The foot of the perpendicular drawn from the point (4, 2, 3) to the line joining the points (1, -2, 3) and (1, 1, 0) lies on the plane

We have to locate the foot of the perpendicular from the point $$P(4,\,2,\,3)$$ to the line passing through the points $$A(1,\,-2,\,3)$$ and $$B(1,\,1,\,0).$$ After finding that foot, we shall substitute its coordinates into each of the four plane equations given in the options and see which one is satisfied.

First, let us write the vector equation of the line through $$A$$ and $$B.$$ The direction vector of the line is obtained by subtracting the position vectors of the two points:

$$\overrightarrow{AB} = B - A = (\,1-1,\;1-(-2),\;0-3\,) = (\,0,\;3,\,-3\,).$$

Hence any general point $$R$$ on the line can be written as

$$R(1,\,-2,\,3) + t(0,\,3,\,-3) \;=\; (\,1,\; -2 + 3t,\; 3 - 3t\,),$$

where $$t$$ is a real parameter.

Let $$H(1,\,-2+3t,\;3-3t)$$ be the foot of the perpendicular from $$P$$ to this line.

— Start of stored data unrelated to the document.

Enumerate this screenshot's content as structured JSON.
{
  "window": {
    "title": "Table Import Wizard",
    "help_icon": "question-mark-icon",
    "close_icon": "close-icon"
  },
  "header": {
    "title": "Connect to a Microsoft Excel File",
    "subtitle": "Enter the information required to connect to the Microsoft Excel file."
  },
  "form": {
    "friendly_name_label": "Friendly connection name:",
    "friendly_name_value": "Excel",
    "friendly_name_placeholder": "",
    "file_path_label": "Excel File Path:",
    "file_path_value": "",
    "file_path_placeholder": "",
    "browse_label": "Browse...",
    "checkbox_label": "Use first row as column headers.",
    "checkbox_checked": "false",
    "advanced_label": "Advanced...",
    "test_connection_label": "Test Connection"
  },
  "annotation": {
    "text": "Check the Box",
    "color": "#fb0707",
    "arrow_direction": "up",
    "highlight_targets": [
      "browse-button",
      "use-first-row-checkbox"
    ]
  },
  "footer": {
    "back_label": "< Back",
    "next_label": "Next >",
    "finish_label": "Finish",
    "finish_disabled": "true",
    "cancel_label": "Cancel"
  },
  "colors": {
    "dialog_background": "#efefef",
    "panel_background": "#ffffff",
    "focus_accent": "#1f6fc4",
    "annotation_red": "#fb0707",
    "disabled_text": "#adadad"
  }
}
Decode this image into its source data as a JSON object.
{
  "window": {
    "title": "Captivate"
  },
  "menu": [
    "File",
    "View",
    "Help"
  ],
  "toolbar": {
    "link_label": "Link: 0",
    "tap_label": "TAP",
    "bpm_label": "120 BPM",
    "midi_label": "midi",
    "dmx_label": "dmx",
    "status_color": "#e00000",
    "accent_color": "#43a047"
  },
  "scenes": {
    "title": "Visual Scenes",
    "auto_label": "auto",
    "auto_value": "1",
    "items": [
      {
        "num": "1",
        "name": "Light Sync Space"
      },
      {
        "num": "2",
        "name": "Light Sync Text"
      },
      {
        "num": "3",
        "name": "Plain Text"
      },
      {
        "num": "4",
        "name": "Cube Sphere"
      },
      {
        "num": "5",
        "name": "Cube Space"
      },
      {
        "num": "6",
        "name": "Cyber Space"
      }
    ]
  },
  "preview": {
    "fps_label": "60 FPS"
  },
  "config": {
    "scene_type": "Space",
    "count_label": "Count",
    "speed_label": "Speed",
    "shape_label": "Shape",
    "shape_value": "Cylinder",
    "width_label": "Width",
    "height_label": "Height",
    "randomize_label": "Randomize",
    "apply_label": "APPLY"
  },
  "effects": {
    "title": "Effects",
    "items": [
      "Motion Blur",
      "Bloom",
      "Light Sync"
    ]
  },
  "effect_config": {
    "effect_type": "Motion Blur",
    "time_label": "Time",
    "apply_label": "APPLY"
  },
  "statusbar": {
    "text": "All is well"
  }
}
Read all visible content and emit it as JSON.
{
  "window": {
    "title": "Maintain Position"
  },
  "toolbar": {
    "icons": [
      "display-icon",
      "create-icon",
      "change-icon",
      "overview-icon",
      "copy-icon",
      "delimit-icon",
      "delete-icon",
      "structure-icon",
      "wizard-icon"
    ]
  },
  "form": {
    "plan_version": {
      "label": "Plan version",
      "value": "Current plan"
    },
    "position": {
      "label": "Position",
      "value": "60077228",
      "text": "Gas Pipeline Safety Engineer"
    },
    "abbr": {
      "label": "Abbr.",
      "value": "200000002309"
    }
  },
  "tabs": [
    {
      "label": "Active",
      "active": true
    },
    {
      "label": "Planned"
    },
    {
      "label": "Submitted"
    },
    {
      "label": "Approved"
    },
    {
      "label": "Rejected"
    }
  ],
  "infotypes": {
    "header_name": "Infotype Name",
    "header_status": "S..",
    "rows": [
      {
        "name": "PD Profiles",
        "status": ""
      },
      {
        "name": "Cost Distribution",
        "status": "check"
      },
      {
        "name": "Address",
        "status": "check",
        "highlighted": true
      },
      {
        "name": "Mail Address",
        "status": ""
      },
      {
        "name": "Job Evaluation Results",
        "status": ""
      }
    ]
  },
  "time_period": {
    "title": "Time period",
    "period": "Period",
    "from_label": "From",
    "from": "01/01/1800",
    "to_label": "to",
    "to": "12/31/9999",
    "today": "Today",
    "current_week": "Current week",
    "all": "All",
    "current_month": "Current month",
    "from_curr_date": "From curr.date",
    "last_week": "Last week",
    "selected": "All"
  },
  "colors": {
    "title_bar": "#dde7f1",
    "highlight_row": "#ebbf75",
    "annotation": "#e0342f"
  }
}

By definition, the vector joining $$P$$ to $$H$$ is perpendicular to the direction vector of the line. The scalar‐product (dot product) of perpendicular vectors is zero, so we state the orthogonality condition:

Formula: If $$\vec{u}\cdot\vec{v}=0,$$ then vectors $$\vec{u}$$ and $$\vec{v}$$ are perpendicular.

Here $$\vec{u} = \overrightarrow{PH}$$ and $$\vec{v} = \overrightarrow{AB} = (0,\,3,\,-3).$$ Let us compute $$\overrightarrow{PH}$$ explicitly:

$$\overrightarrow{PH} = H - P = \big(1-4,\;(-2+3t)-2,\;(3-3t)-3\big) = (-3,\;-4+3t,\;-3t).$$

Now apply the perpendicularity (dot‐product zero) condition:

$$\overrightarrow{PH}\cdot\overrightarrow{AB} = (-3,\;-4+3t,\;-3t)\cdot(0,\,3,\,-3) = (-3)\times0 + (-4+3t)\times3 + (-3t)\times(-3) = 0.$$

Simplifying step by step, we have

$$(-4+3t)\times3 = -12 + 9t,$$

$$(-3t)\times(-3) = 9t,$$

so the dot product becomes

$$-12 + 9t + 9t = -12 + 18t.$$

Setting this equal to zero gives the equation

$$-12 + 18t = 0 \quad\Longrightarrow\quad 18t = 12 \quad\Longrightarrow\quad t = \dfrac{12}{18} = \dfrac{2}{3}.$$

Substituting $$t = \frac{2}{3}$$ back into the coordinates of $$H,$$ we get

$$x_H = 1,$$

$$y_H = -2 + 3\left(\dfrac{2}{3}\right) = -2 + 2 = 0,$$

$$z_H = 3 - 3\left(\dfrac{2}{3}\right) = 3 - 2 = 1.$$

Thus the foot of the perpendicular is the point $$H(1,\,0,\,1).$$

Now we check which of the four given plane equations is satisfied by $$H.$$ We substitute $$x = 1,\; y = 0,\; z = 1$$ into each option:

Option A: $$2x + y - z = 1 \;\;\Longrightarrow\;\; 2(1) + 0 - 1 = 2 - 1 = 1,$$ which is true.

Option B: $$x - y - 2z = 1 \;\;\Longrightarrow\;\; 1 - 0 - 2(1) = 1 - 2 = -1,$$ not satisfied.

Option C: $$x - 2y + z = 1 \;\;\Longrightarrow\;\; 1 - 0 + 1 = 2,$$ not satisfied.

Option D: $$x + 2y - z = 1 \;\;\Longrightarrow\;\; 1 + 0 - 1 = 0,$$ not satisfied.

Only Option A gives the correct result.

Hence, the correct answer is Option A.